I guess that means my girls aren't proper hoodies.


----------



## dkirschling (Mar 20, 2007)

Thanks for the example, I understand now. Ok, now that I've got that straightened out, what are ratties with creamy coloring called? They have creamy hoods and white bodies. I know their parents are both black hooded. I'm not breeding them or anything, I'm just curious.


----------



## Vixie (Jul 21, 2006)

There are different shades with different names...

This site is kind of a hassle but it has many pictures to get a good idea.

http://www.ratbreeding.com/Coat_Color_Photos.htm


----------



## Sara_C (Mar 10, 2007)

They're still just hoodeds - the cream is probably called champagne or dove (by show standards), depending on the shade of cream and whether they have red or black eyes.


----------



## lilspaz68 (Feb 24, 2007)

with black hoodie parents you most likely have beige hooded, some people say tan. If its very light it could be champagne but then there's things like eye colour that help you figure it out...pink eye, ruby eye and blackeyed. Those orangey coloured rats are fawn (ruby eyes) and the lighter orangey ones with the pink eyes are called silver fawn...can you post a pic of your rat?


----------



## dkirschling (Mar 20, 2007)

Here's a photo of Sprinkles (left) and Pimento (right). So cute!


----------



## dkirschling (Mar 20, 2007)

Sorry, that was a really BIG photo!


----------



## Sara_C (Mar 10, 2007)

The creamy coloured one looks like a buff or like Lilspaz said maybe just a beige. Beige colours can be quite hard to pinpoint and some are just 'beige' and not one of the rarer colours like dove or champagne. I love beige colouring though, i think it's definately one of the most beautiful  Are the little cream one's eyes black, or deep-ruby?


----------



## lilspaz68 (Feb 24, 2007)

Looks like you own (or she owns you) a lovely beige hooded rat. Often beige and black hoodies are born in the same litter. 

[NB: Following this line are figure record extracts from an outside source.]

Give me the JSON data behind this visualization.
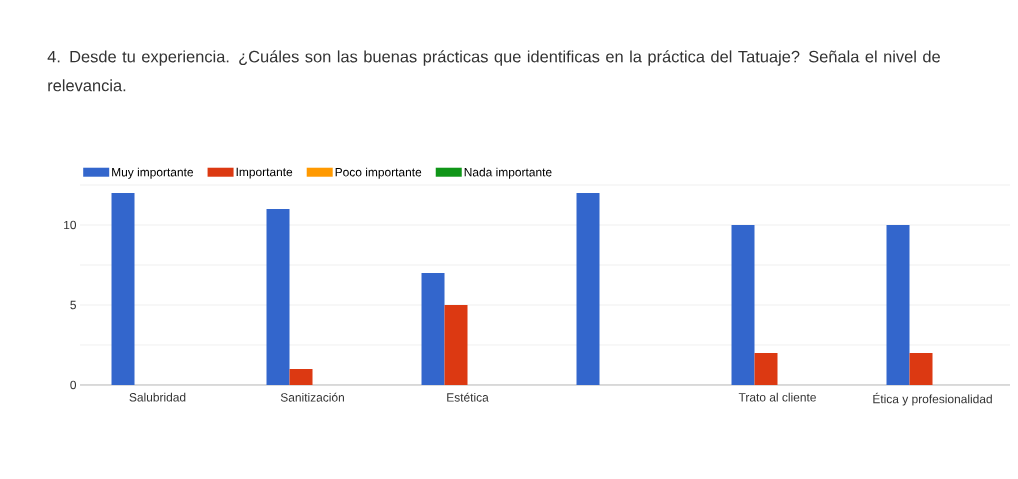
{
  "chart_data": {
    "type": "bar",
    "title": "4. Desde tu experiencia. ¿Cuáles son las buenas prácticas que identificas en la práctica del Tatuaje? Señala el nivel de relevancia.",
    "categories": [
      "Salubridad",
      "Sanitización",
      "Estética",
      null,
      "Trato al cliente",
      "Ética y profesionalidad"
    ],
    "series": [
      {
        "name": "Muy importante",
        "color": "#3366cc",
        "values": [
          12,
          11,
          7,
          12,
          10,
          10
        ]
      },
      {
        "name": "Importante",
        "color": "#dc3912",
        "values": [
          0,
          1,
          5,
          0,
          2,
          2
        ]
      },
      {
        "name": "Poco importante",
        "color": "#ff9900",
        "values": [
          0,
          0,
          0,
          0,
          0,
          0
        ]
      },
      {
        "name": "Nada importante",
        "color": "#109618",
        "values": [
          0,
          0,
          0,
          0,
          0,
          0
        ]
      }
    ],
    "ylim": [
      0,
      12.5
    ],
    "yticks": [
      0,
      {
        "value": 2.5,
        "label": null
      },
      5,
      {
        "value": 7.5,
        "label": null
      },
      10,
      {
        "value": 12.5,
        "label": null
      }
    ],
    "grid": "y",
    "legend": "top left"
  }
}
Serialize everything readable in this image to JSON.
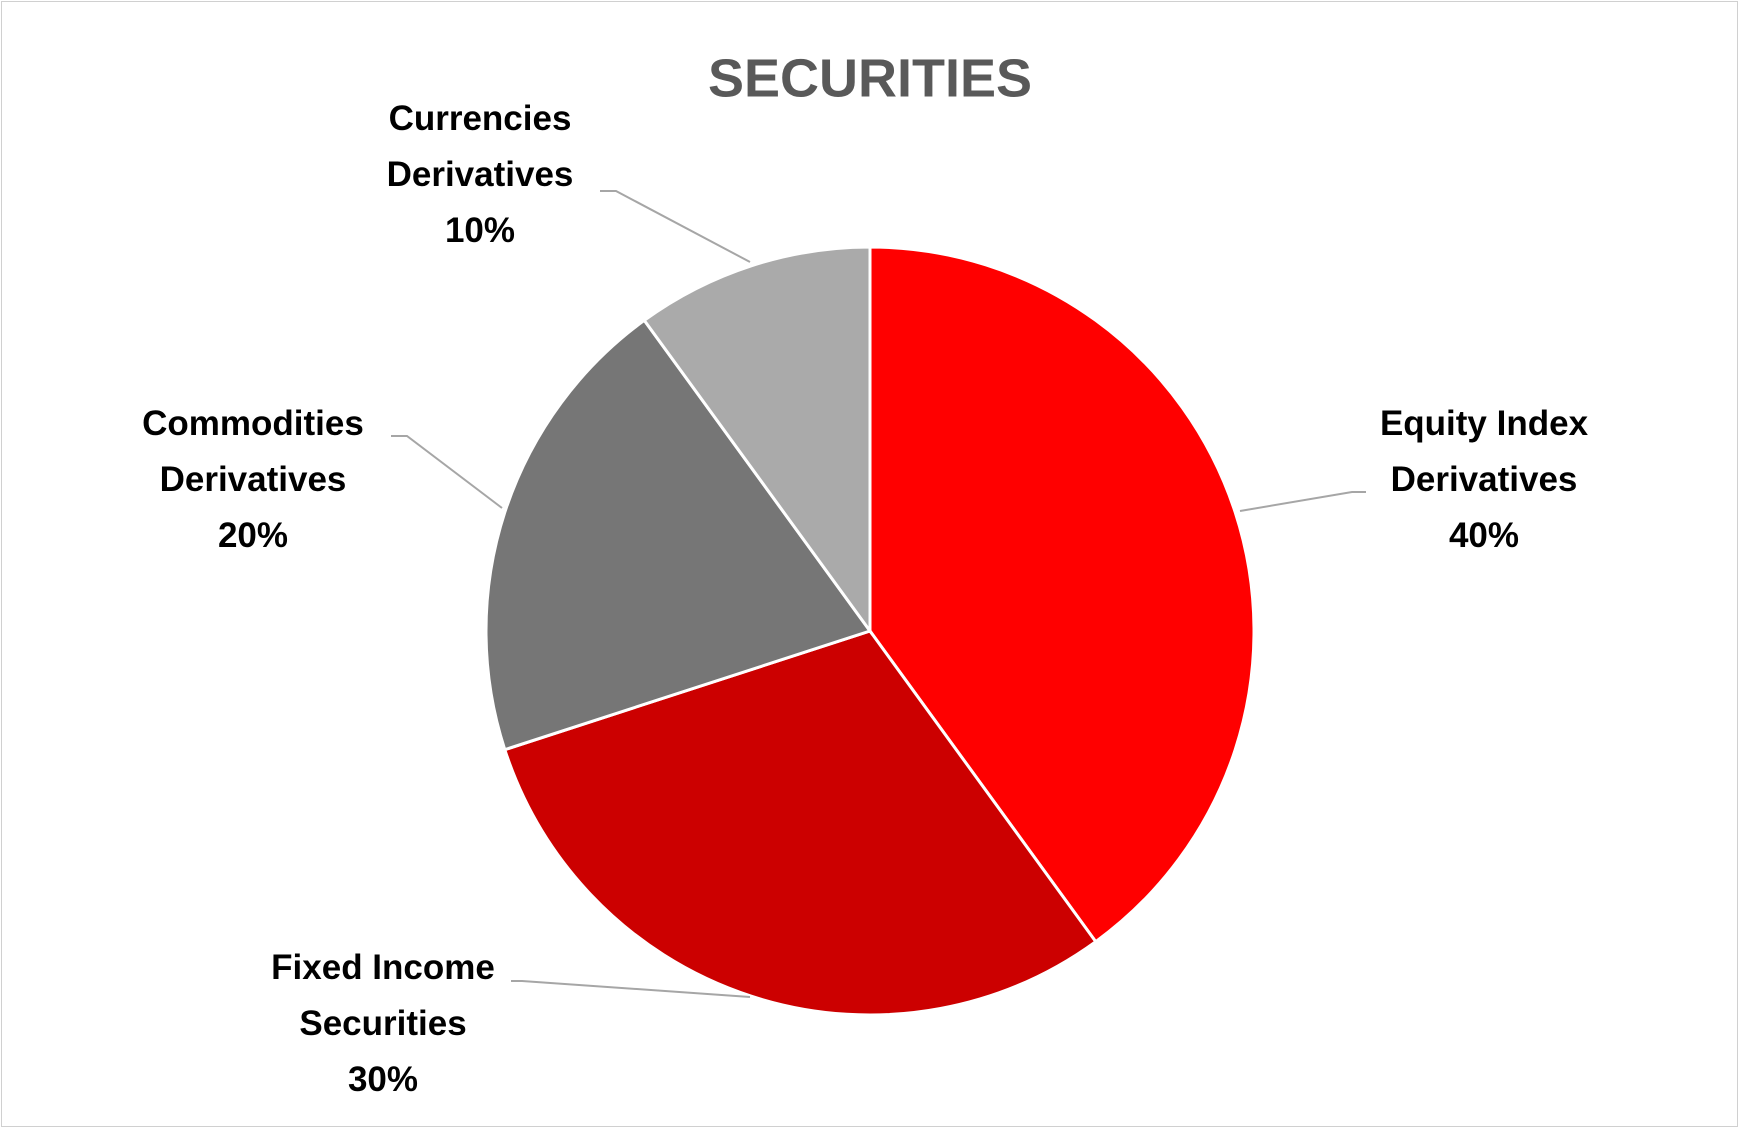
{
  "chart_data": {
    "type": "pie",
    "title": "SECURITIES",
    "categories": [
      "Equity Index Derivatives",
      "Fixed Income Securities",
      "Commodities Derivatives",
      "Currencies Derivatives"
    ],
    "values": [
      40,
      30,
      20,
      10
    ],
    "value_labels": [
      "40%",
      "30%",
      "20%",
      "10%"
    ],
    "colors": [
      "#ff0000",
      "#cc0000",
      "#767676",
      "#aaaaaa"
    ]
  }
}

Here are my beige hoodies with one of my fawn girls behind


----------



## JennieLove (Jan 2, 2007)

Is this considerd beige? Jay's is very much lighter than lilspaz68 Cutie pies, so don't know if it would go under a different name. 

Sorry the last two pictures are kinda big! LMAO


----------



## lilspaz68 (Feb 24, 2007)

Yeah he is considered beige. I have a light beige girl too.










Does your boy have microphthalmus? Or does one eye look smaller in the pic only? I have a girl with this as well.


----------



## JennieLove (Jan 2, 2007)

He had an eye hemorrhage. Not sure exactly how it happend, the doc said that he could have fallen or played too rough with Bob. His eye will continue to shrink, it may eventually fall out but its not for sure. 

You babies are beautiful!


----------



## lilspaz68 (Feb 24, 2007)

JennieLove said:


> He had an eye hemorrhage. Not sure exactly how it happend, the doc said that he could have fallen or played too rough with Bob. His eye will continue to shrink, it may eventually fall out but its not for sure.
> 
> You babies are beautiful!


ahh poor boy...he might need an enucleation one day. 

My girl has micropthalmus which means one or both of her eyeballs are too small, and its from bad breeding. Her brother also has it. A friend and I took in a full family of rats about to be euthanized at a high-kill shelter, when the babies were 6 weeks old. 
Here is little Lucine at the front with her sisters and her rexy mom on the left.










Thank you about Cleo and Tosca, they are very cute monsters.


----------



## STUgirl55 (Feb 6, 2007)

Monsters?

Jay is adorable! It's kind of cute and sad at the same time. It's too bad about his eye, he kind of looks like a cartoon character though which is adorable.


----------



## STUgirl55 (Feb 6, 2007)

I've got a little girl who is that kind of tannish colour too, and a black hoodie. They seem to be a common pair!

And of course I've got the 15 little berks. Course it'll be less soon (sad to see them go, happy to see them go to good homes)


----------



## JennieLove (Jan 2, 2007)

Yeah, the doc said if it does cause him problems later on down the road it will need to be removed. He gets check ups and so far its doing just fine! It happend when he was about 3-4 months old I think and he's over 1 year now. 

Awww. Lucine is beautiful


----------



## Sara_C (Mar 10, 2007)

My eldest rat (Oscar) was born with no eyes whatsoever...bad breeding. I rescued him from the pet store i work at; we kept him, as we knew what sending him back to the breeder would mean :/ ...and i was the member of staff that fell in love and ended up taking him home. 

I'll post some pics if/when i can get them uploaded


----------



## lilspaz68 (Feb 24, 2007)

STUgirl55 said:


> Monsters?


Cleo and Tosca are very sweet, loveable monsters. They are tiny little girls that cause a huge fuss in their cage. Cleo I took in when she got pregnant and had a tiny eeper. I took them in but the baby didn't make it. I named her and she is buried with one of my loving rats up at my mom's. Tosca (dumbo) is a whiner (ever heard baby rats complain?) well she is like that constantly...LOL
I lubs my monsters tho. *heart*


----------